I watched a film tonight called
Dark Skies, which was set in the world of American Dream-style
suburbia. Every house in the neighbourhood had at least twenty seven rooms,
each one filled with expensive – though largely tasteless – furniture. The
neighbourhood had neighbourhood gatherings in which kids of assorted ages
jumped into the outdoor swimming pool (a common theme in such films) and the
marginally post-pubescent vamp sported her bikini provocatively with the sole
intention of driving the marginally post-pubescent boys frustratingly euphoric
(also a common theme in such films.) And not to be upstaged in the fun stakes,
the grown ups sat around the table eating barbecued dead animal, all wearing
their informal-designer ego cloaks, the men discussing the economy while the
women concerned themselves with the slightly saltier matter of who in the neighbourhood
was canoodling with whom. Meanwhile, the man of the protagonist family (one
husband, one wife, two kids) was tearing his guts out because he’d fluffed the
interview for a better paid job and he
really
needed the increased salary to maintain his lifestyle.

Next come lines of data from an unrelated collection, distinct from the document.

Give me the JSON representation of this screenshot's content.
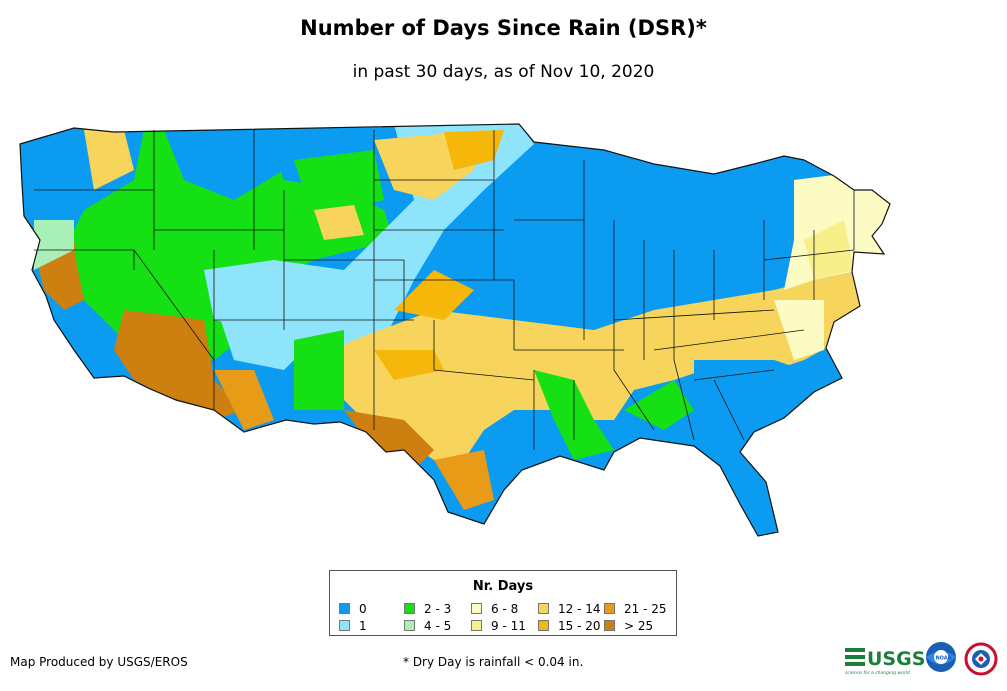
{
  "title": "Number of Days Since Rain (DSR)*",
  "subtitle": "in past 30 days, as of Nov 10, 2020",
  "legend": {
    "title": "Nr. Days",
    "items": [
      {
        "label": "0",
        "color": "#0b9cf2"
      },
      {
        "label": "1",
        "color": "#8ee4fb"
      },
      {
        "label": "2 - 3",
        "color": "#14e014"
      },
      {
        "label": "4 - 5",
        "color": "#a8f0b8"
      },
      {
        "label": "6 - 8",
        "color": "#fdfbc4"
      },
      {
        "label": "9 - 11",
        "color": "#f7f08a"
      },
      {
        "label": "12 - 14",
        "color": "#f7d45c"
      },
      {
        "label": "15 - 20",
        "color": "#f5b70a"
      },
      {
        "label": "21 - 25",
        "color": "#e89b16"
      },
      {
        "label": "> 25",
        "color": "#cd7f0f"
      }
    ]
  },
  "credit": "Map Produced by USGS/EROS",
  "footnote": "* Dry Day is rainfall < 0.04 in.",
  "logos": {
    "usgs_text": "USGS",
    "usgs_tagline": "science for a changing world",
    "noaa_text": "NOAA"
  },
  "colors": {
    "d0": "#0b9cf2",
    "d1": "#8ee4fb",
    "d2_3": "#14e014",
    "d4_5": "#a8f0b8",
    "d6_8": "#fdfbc4",
    "d9_11": "#f7f08a",
    "d12_14": "#f7d45c",
    "d15_20": "#f5b70a",
    "d21_25": "#e89b16",
    "d25p": "#cd7f0f"
  }
}
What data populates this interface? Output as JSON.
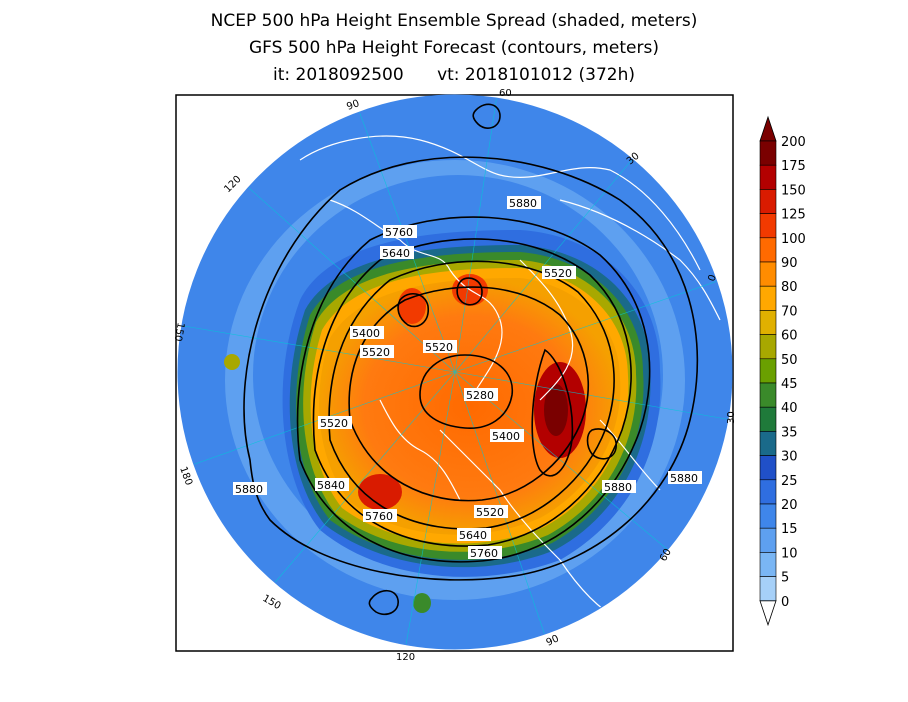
{
  "title": {
    "line1": "NCEP 500 hPa Height Ensemble Spread (shaded, meters)",
    "line2": "GFS 500 hPa Height Forecast (contours, meters)",
    "it": "it: 2018092500",
    "vt": "vt: 2018101012 (372h)"
  },
  "meridian_labels": [
    "60",
    "30",
    "0",
    "30",
    "60",
    "90",
    "120",
    "150",
    "180",
    "150",
    "120",
    "90"
  ],
  "contour_labels": [
    "5880",
    "5760",
    "5640",
    "5520",
    "5520",
    "5400",
    "5520",
    "5280",
    "5400",
    "5520",
    "5880",
    "5880",
    "5880",
    "5840",
    "5760",
    "5520",
    "5640",
    "5760"
  ],
  "colorbar": {
    "labels": [
      "200",
      "175",
      "150",
      "125",
      "100",
      "90",
      "80",
      "70",
      "60",
      "50",
      "45",
      "40",
      "35",
      "30",
      "25",
      "20",
      "15",
      "10",
      "5",
      "0"
    ],
    "colors": [
      "#7a0000",
      "#b30000",
      "#d91b00",
      "#f23a00",
      "#ff6a00",
      "#ff8c00",
      "#ffa800",
      "#e0b000",
      "#a8a800",
      "#6aa000",
      "#3a8a2a",
      "#1f7a3a",
      "#1a6a8a",
      "#2050c8",
      "#2f6ee0",
      "#3f86ea",
      "#5ea0f0",
      "#7ab6f4",
      "#a6d0f8"
    ],
    "arrow_top": "#7a0000",
    "arrow_bottom": "#ffffff"
  },
  "colors": {
    "background_ring": "#3f86ea",
    "spread_high": "#ff6a00",
    "contour": "#000000",
    "coastline": "#ffffff"
  }
}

(Lifestyle? You call that a lifestyle? It’s at such times that
I’m truly glad I was never driven by money and never had any.)
Ah, but then the nightmare begins: The greys are coming.
Well, actually, they’re already here, but they’re invisible right up until the
end when they appear as stick man puppets silhouetted against the
glow-of-indeterminate-source shining through the window. They don’t move or
anything, they just stand there doing Nosferatu impersonations. And then the
marginally post-pubescent older boy disappears. Oh, good.
‘Why are they picking on us?’ asks the beleaguered suburban
wife when she visits the expert on greys who has ‘stopped fighting them now.’
Because you and your study in vacuous values and rampant
superficiality are fascinating, madam. Why wouldn’t they pick on you? I would.
As usual, I was rooting for the wrong side.
(And if anybody reading this happens to be an American with a
27-room house in the suburbs… Sorry.)
In short, it was a crap film.
I might tell the story of the two little lambs who had lost
their mother tomorrow, if I can be bothered.